In the four years 2017-2020 only four major solar farm projects were refused. Then came the premiership of Liz Truss. As Environment Secretary in 2014 she had described solar farms as “a blight on the landscape” and on becoming Prime Minister imposed an immediate ban, claiming that farmers should be producing food with crops and livestock “not filling fields with paraphernalia like solar farms.” Between January 2021 and August 2022 permission was denied for 23 major solar installations across England, Scotland and Wales, enough to power nearly 150,000 homes annually. Dustin Benton, Policy Director at Green Alliance, said: “This additional solar power generation would have saved over £100m per year in wholesale energy costs. By integrating solar panels into fields, even farmers on high-grade land can continue to grow crops at the same time as enjoying the steady income from solar panels.”
Meanwhile the European Union has continued to set the pace. In 2021 member states installed around 25.9 GW of new solar capacity, an increase of 34% over the 19.3 GW the year before, with the top five EU producers of solar power being Germany, Spain, the Netherlands, Poland and France.
SolarPower Europe’s annual progress report, just published, confirms that EU capacity continues to accelerate, with an increase of 47% over 2021 – enough to power a further 12 million homes. Chief Executive Officer Walburga Hemetsberger commented: “European solar shows no signs of slowing down. Our average prediction for 2023 is 53.6 GW more solar power in the EU – this ‘most-likely’ pathway takes us to at least 85 GW of new solar per year by 2026. This means the EU solar market is set to more than double within four years and reach 484 GW by 2026.”
The largest solar plant in Europe was built back in 2019 at Nunez de Balboa in Spain, with a capacity of 300 megawatts servicing more than 250,000 homes with electricity. Italy started even earlier with a 70 megawatts plant in Veneto. Germany however remains way out in front, with its largest solar park in Brandenburg alone producing at least 180 gigawatts annually. By comparison, the 469 small solar farms sprinkled across the UK have a combined total output of only 12 gigawatts per year.
Portugal has just become a EU leader with construction of Europe’s largest solar plant, and the fifth largest worldwide. The site is at Santiago do Cacém near Sines, in the Setúbal district. According to its owners Iberdrola it will also “improve eco-stability and boost crop yields”. Sheep would be able to graze at the same location, and beehives would also be introduced. This confirms that biodiversity and environmental protection have no need to be compromised. Someone could usefully have told Liz Truss.

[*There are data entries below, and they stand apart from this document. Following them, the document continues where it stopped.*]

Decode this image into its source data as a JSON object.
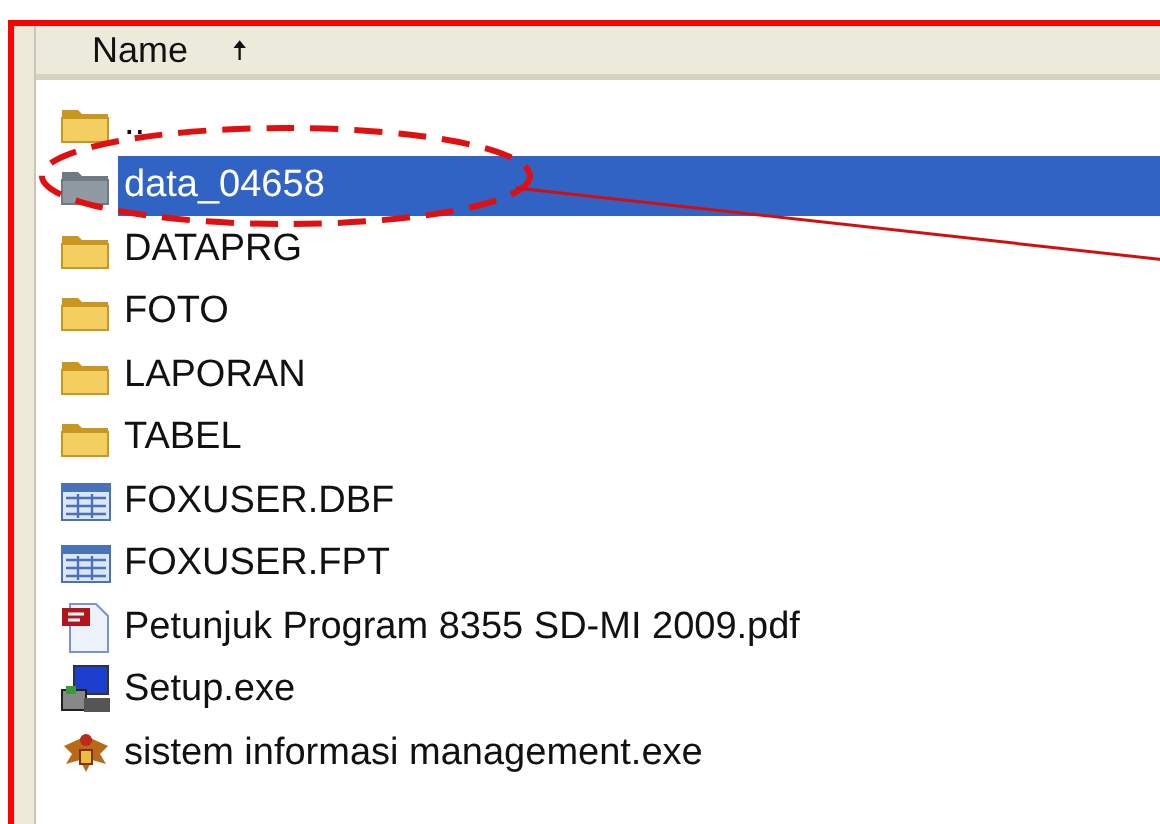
{
  "column_header": {
    "label": "Name",
    "sort_icon": "🠅"
  },
  "files": [
    {
      "name": "..",
      "kind": "folder",
      "selected": false
    },
    {
      "name": "data_04658",
      "kind": "folder",
      "selected": true
    },
    {
      "name": "DATAPRG",
      "kind": "folder",
      "selected": false
    },
    {
      "name": "FOTO",
      "kind": "folder",
      "selected": false
    },
    {
      "name": "LAPORAN",
      "kind": "folder",
      "selected": false
    },
    {
      "name": "TABEL",
      "kind": "folder",
      "selected": false
    },
    {
      "name": "FOXUSER.DBF",
      "kind": "table",
      "selected": false
    },
    {
      "name": "FOXUSER.FPT",
      "kind": "table",
      "selected": false
    },
    {
      "name": "Petunjuk Program 8355 SD-MI 2009.pdf",
      "kind": "pdf",
      "selected": false
    },
    {
      "name": "Setup.exe",
      "kind": "setup",
      "selected": false
    },
    {
      "name": "sistem informasi management.exe",
      "kind": "emblem",
      "selected": false
    }
  ]
}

UK Conservative Councils in particular also need to get the message: these were the authorities in the south-west and east of England responsible for the most recent refusals. But local communities have to get up to speed themselves as well. A farmer in Warwickshire, who a few years earlier had tried to make his smallholding profitable by participating in genetically-modified crop trials – until they were flattened by local protesters – recently proposed to fill a field with solar panels. Locals immediately plastered the roadside with placards saying: “fields are for crops not solar”. He gave up.
Individual UK property owners are playing their part, with some 13,000 additional homes installing rooftop panels every month. But that is still only around 4% of households and alongside wind-power will never be enough on their own to meet the UK’s declared target of net zero greenhouse gas emissions by 2050. There needs to be a major change of mindset amongst local communities as well as Government and there is maybe one way to promote it.
In recent months Just Stop Oil protesters have chosen to disrupt national sporting events and even Chelsea flower show to draw attention to their cause. Their campaign is completely counter-productive, in that is in danger of turning people off the Green agenda they are trying to promote. It is also increasingly pointless because no Government can suddenly stop using oil: with the best of intentions it will still take time, and the slower that renewables take off the longer that time will be.
Just Stop Oil campaigners could speed up the move away from oil by protesting positively in favour of more solar farms. Their current negative anti-social activity is just a waste of energy.